1. **Select K value**: Let's choose K=3 (we'll consider the 3 nearest neighbors).
  

2. **New Data Point**: Suppose we want to classify a new person with a height of 165 cm and weight of 60 kg.


3. **Calculate Distances**: We calculate the Euclidean distance between the new data point and each of the points in the dataset.
   - Distance to (150, 50): $ \sqrt{(165 - 150)^2 + (60 - 50)^2} = 15.13 $
   - Distance to (160, 55): $ \sqrt{(165 - 160)^2 + (60 - 55)^2} = 5.10 $
   - Distance to (170, 70): $ \sqrt{(165 - 170)^2 + (60 - 70)^2} = 11.18 $
   - Distance to (180, 75): $ \sqrt{(165 - 180)^2 + (60 - 75)^2} = 15.13 $


4. **Find Nearest Neighbors**: The 3 nearest neighbors are:
   - (160, 55) with "Short"
   - (170, 70) with "Tall"
   - (150, 50) with "Short"


5. **Majority Vote**: Out of the 3 neighbors, 2 are "Short" and 1 is "Tall."

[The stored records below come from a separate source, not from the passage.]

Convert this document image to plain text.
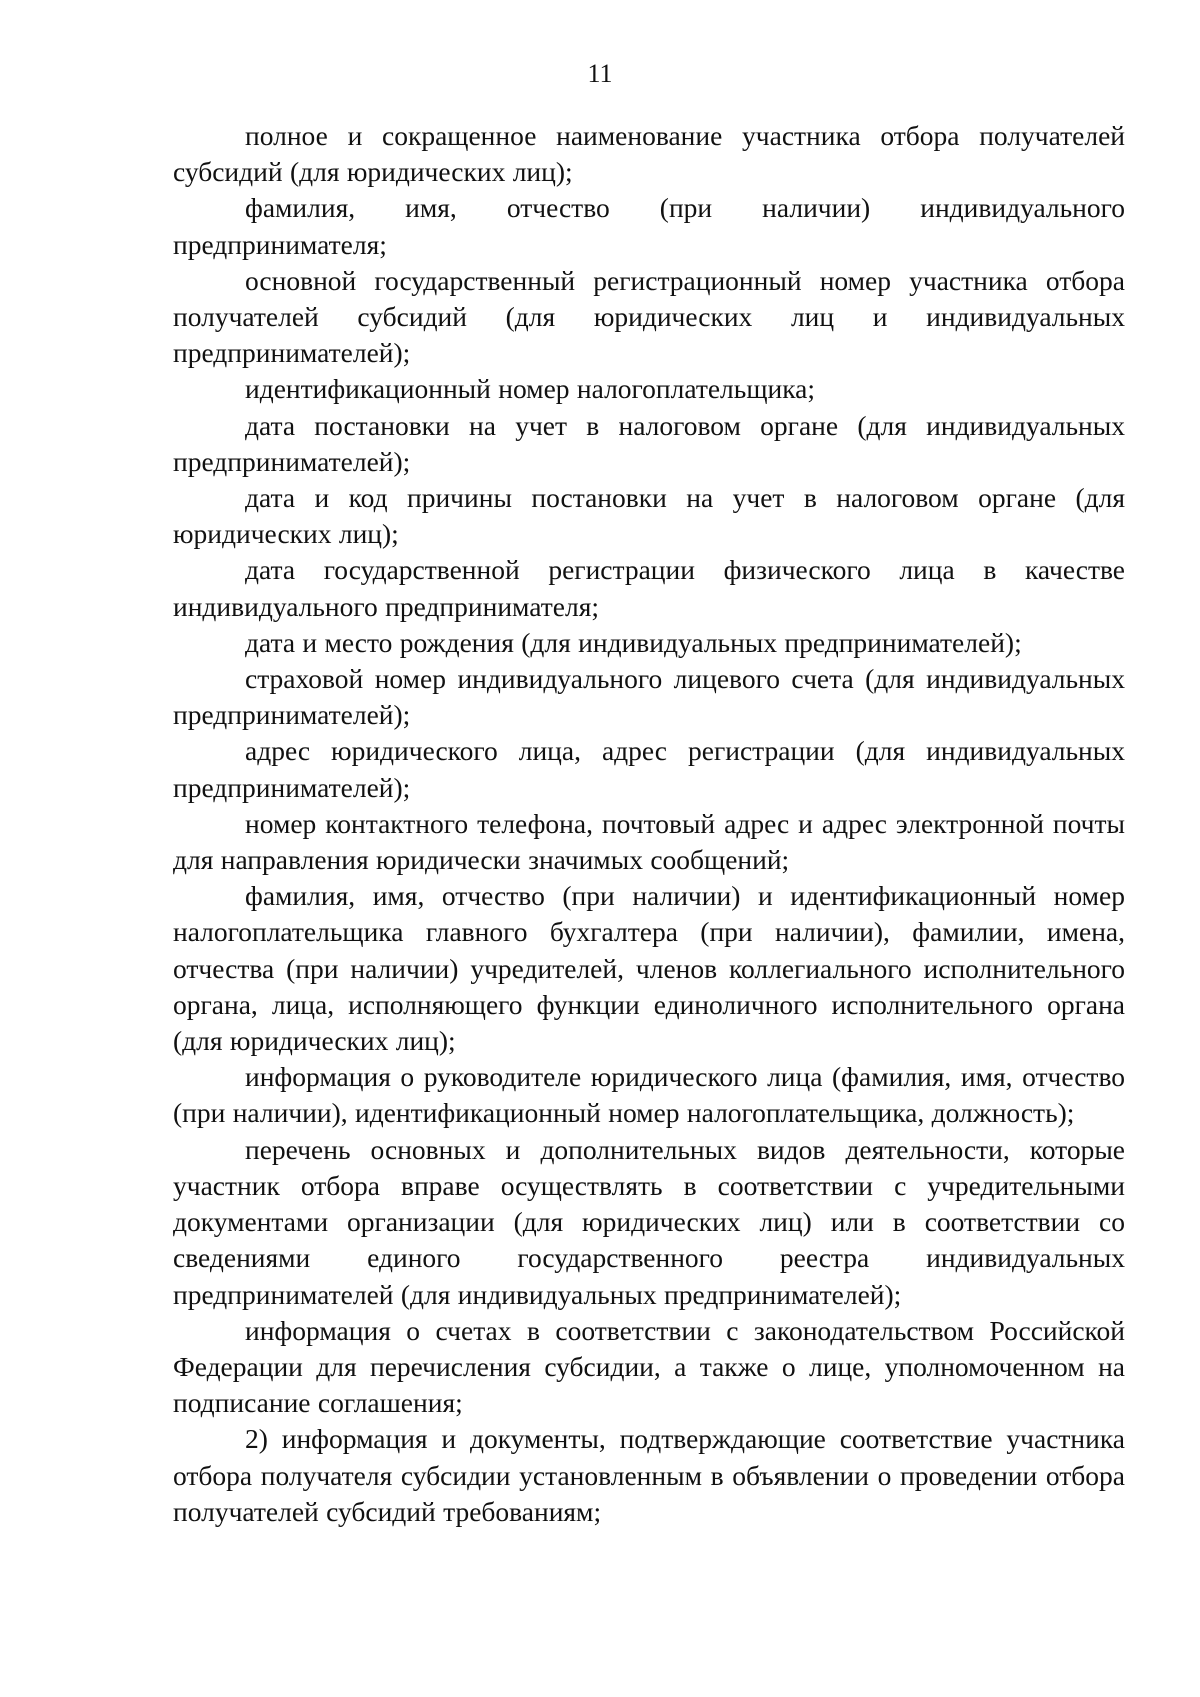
11

полное и сокращенное наименование участника отбора получателей субсидий (для юридических лиц);

фамилия, имя, отчество (при наличии) индивидуального предпринимателя;

основной государственный регистрационный номер участника отбора получателей субсидий (для юридических лиц и индивидуальных предпринимателей);

идентификационный номер налогоплательщика;

дата постановки на учет в налоговом органе (для индивидуальных предпринимателей);

дата и код причины постановки на учет в налоговом органе (для юридических лиц);

дата государственной регистрации физического лица в качестве индивидуального предпринимателя;

дата и место рождения (для индивидуальных предпринимателей);

страховой номер индивидуального лицевого счета (для индивидуальных предпринимателей);

адрес юридического лица, адрес регистрации (для индивидуальных предпринимателей);

номер контактного телефона, почтовый адрес и адрес электронной почты для направления юридически значимых сообщений;

фамилия, имя, отчество (при наличии) и идентификационный номер налогоплательщика главного бухгалтера (при наличии), фамилии, имена, отчества (при наличии) учредителей, членов коллегиального исполнительного органа, лица, исполняющего функции единоличного исполнительного органа (для юридических лиц);

информация о руководителе юридического лица (фамилия, имя, отчество (при наличии), идентификационный номер налогоплательщика, должность);

перечень основных и дополнительных видов деятельности, которые участник отбора вправе осуществлять в соответствии с учредительными документами организации (для юридических лиц) или в соответствии со сведениями единого государственного реестра индивидуальных предпринимателей (для индивидуальных предпринимателей);

информация о счетах в соответствии с законодательством Российской Федерации для перечисления субсидии, а также о лице, уполномоченном на подписание соглашения;

2) информация и документы, подтверждающие соответствие участника отбора получателя субсидии установленным в объявлении о проведении отбора получателей субсидий требованиям;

6. **Prediction**: Since the majority of neighbors are "Short," the new data point (165 cm, 60 kg) is classified as **Short**.


This is how KNN works: it finds the nearest neighbors based on a distance metric (Euclidean in this case) and assigns the class based on the majority vote from those neighbors.


## Advantages of KNN Algorithm:
    
- It is simple to implement.
- It is robust to the noisy training data
- It can be more effective if the training data is large.

## Disadvantages of KNN Algorithm:

- Always needs to determine the value of K which may be complex some time.
- The computation cost is high because of calculating the distance between the data points for all the training samples.

##  Applications of KNN Algorithm

1. **Text Classification**: KNN classifies text for tasks like spam detection and sentiment analysis by comparing text features.
2. **Image Recognition**: It identifies objects in images, such as facial recognition or handwriting recognition, by comparing pixel features.
3. **Recommendation Systems**: KNN is used to recommend items (like movies or products) based on similar user preferences.
4. **Healthcare**: It helps in diagnosing diseases and predicting health risks by classifying patient data.
5. **Fraud Detection**: KNN detects fraudulent activities, such as credit card fraud, by comparing current transactions to past patterns.